I recently read a blog from a self-help enthusiast who proclaimed, “No one is coming to the rescue.”

Hmm…

As one who loves to read and write about sozo (a Greek word: to rescue from danger or destruction), I took immediate issue. Rescue is at the heart of every good story. Once more, I believe we all need rescuing in one form or another. Gosh, if no one is going to show up, I don’t care to watch or read…let alone live my life without that hope.

The blogger asserted that nobody and nothing will rescue us, and then pointed to self-help rituals as his saving grace. But…the self-help industry came to his rescue. Right? I wonder, when the going gets tough, how deep and lasting that help will be? Far be it from me to attack any industry that people can learn from.

But I thrive on stories of transformation in books, movies, and…dare I say it, the biblical accounts. Even better, it’s amazing to hear real-life stories of transformation over coffee or dinner. Unlike that blogger, someone did wait in the shadows of my life, ready to rescue me from folly.
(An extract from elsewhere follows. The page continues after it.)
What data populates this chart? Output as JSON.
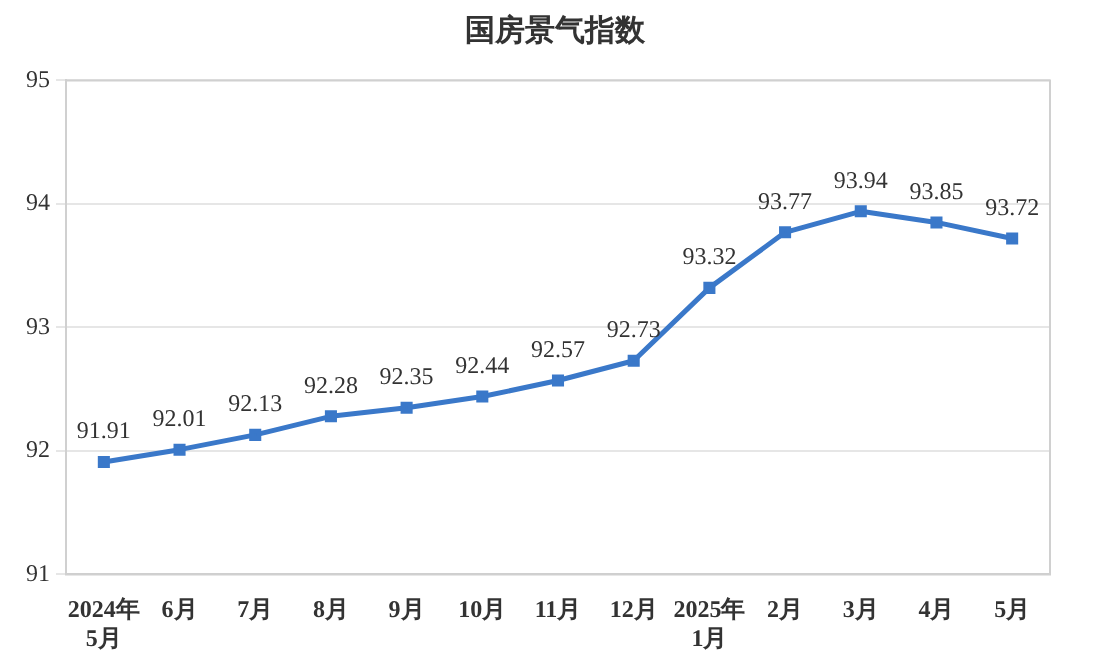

I heard him call out clearly: I am your deliverer. You might hear that same voice, or a similar one, depending on your belief system. Or you might be like I was, with no spiritual base. Maybe you can’t hear anything at all. Nevertheless, a voice transcends time and space, and invites us into his unique brand of self-help…his sozo.

Many people have done quite well financially using self-help principles. Some, myself included, have spent a lot of money on books, tapes, and conferences—not to mention therapy—to attain what the world considers success. I have no hang-ups about money. It does what it’s designed to do quite well. And surprise: I don’t even mind having some. (Interestingly, the underlying principles in these tools can be traced to the greatest self-help book ever written!)

I admire those who “force their way to the top from the lowest rung by the aid of their bootstraps.” (James Joyce, Ulysses, 1922) I like to think of myself as being one of them.

But sixty-six years into my journey, I’ve come to realize that success and money don’t satisfy that inner longing for significance that we all share. When money buys all that it can and still leaves an internal void, and when success dies and leaves us hanging onto past glory, who or what will deliver us from emptiness to wholeness? It won’t be a self-help book or tape.

Even Beatle John Lennon, with all the trappings of the world at his fingertips, desperately cried out…Help!

Great self-help gurus like Dale Carnegie and Napoleon Hill can’t provide the salve for our brokenness. Similar to Lennon, I am engaged in a personal, spiritual pilgrimage, albeit a much different one than his. Through my journey, God is flushing out deep caverns filled with life’s wounds; brokenness that blocks the fullness of the help my deliverer longs for me to experience.

Love, peace, and joy…the original self-help book can bring me that. And that kind of rescue can save the world.